Percentile Norms for the Aberrant Behavior Checklist in ASD

Thursday, May 15, 2014
Atrium Ballroom (Marriott Marquis Atlanta)
A. J. Kaat, L. Lecavalier and M. G. Aman, Psychology, The Ohio State University, Columbus, OH

The Aberrant Behavior Checklist (ABC) is one of the most commonly used rating scales among youth with intellectual and developmental disabilities, including autism spectrum disorder (ASD). It was originally developed with adolescents and adults in residential facilities and has since been revised to be suitable for children and for those living in the community. The original factor structure with five ABC subscales (Irritability, 15 items; Lethargy/Social Withdrawal, 16 items; Stereotypic Behavior, 7 items; Hyperactivity/Noncompliance, 16 items; Inappropriate Speech, 4 items) has recently been supported in children with ASD. The Irritability subscale was the primary outcome measure in several pivotal multi-site drug studies which resulted in FDA indications for risperidone and aripiprazole in the treatment of irritability in ASD.


The objective of this study is to present normative data on the ABC subscales among youth with ASD, overall and separated by educational level (preschool, school-age, or adolescent), IQ (dichotomized at 70), and gender.


Data were obtained on 1,796 youth with ASD between the ages of 2 and 18 years who participated in the Autism Treatment Network (ATN). The ATN is a network of 17 children’s hospitals. The first parent-completed ABCs and demographic information were used for these analyses. Since the ATN database is clinical, IQ measures were not uniform across participants. Intelligence was dichotomized at 70 to capture children with or without intellectual disability. Descriptive statistics were calculated on ABC subscales, including measures of skew and kurtosis. Percentile norms are reported (due to the significant positive skew) based on various demographic characteristics.

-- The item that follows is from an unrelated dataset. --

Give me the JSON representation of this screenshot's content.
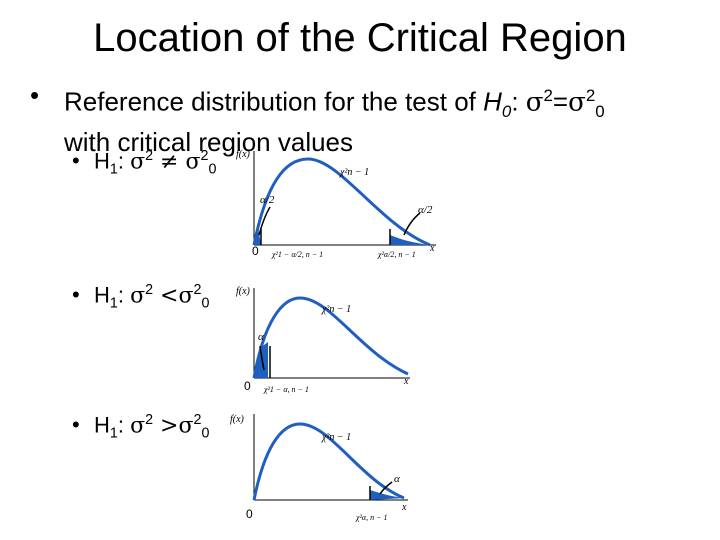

Overall the mean Irritability subscale score was 12.8 (sd 9.6, skew .76, kurtosis -.04), Lethargy/Social Withdrawal was 10.0 (sd 7.8, skew .92, kurtosis .55), Stereotypic Behavior was 5.0 (sd 4.6, skew .887, kurtosis .07), Hyperactivity/Noncompliance was 18.7 (sd 11.4, skew .408, kurtosis -.67), and Inappropriate Speech was 3.7 (sd 3.1, skew .63, kurtosis -.43). A significant positive skew emerged on all subscales when separated into demographically-homogenous subgroups. As such, percentile norms and percentile-based T-scores were calculated overall and separated by educational level (preschool, school-age, or adolescent), IQ (dichotomized at 70), and gender.


Normative information is useful for determining how prevalent an individual’s problem behavior score is. In situations where distributional score characteristics deviate from univariate or multivariate normality, percentile ranks may be more useful clinically. Many statistical analyses assume distributional normality but are robust against minor violations to this at a group level. Percentile rankings, however, allow clinicians to quantify the individual’s behavior more accurately. It also has potential research applications. For example, if a study seeks to investigate clinically-significant irritability and requires a baseline score two standard deviations above the ASD mean (which would hypothetically be the 98th percentile), the researcher may use a cutoff of 32 on the Irritability subscale. However, the 98th percentile actually coincides with a raw score of 36. This and other potential applications are explored.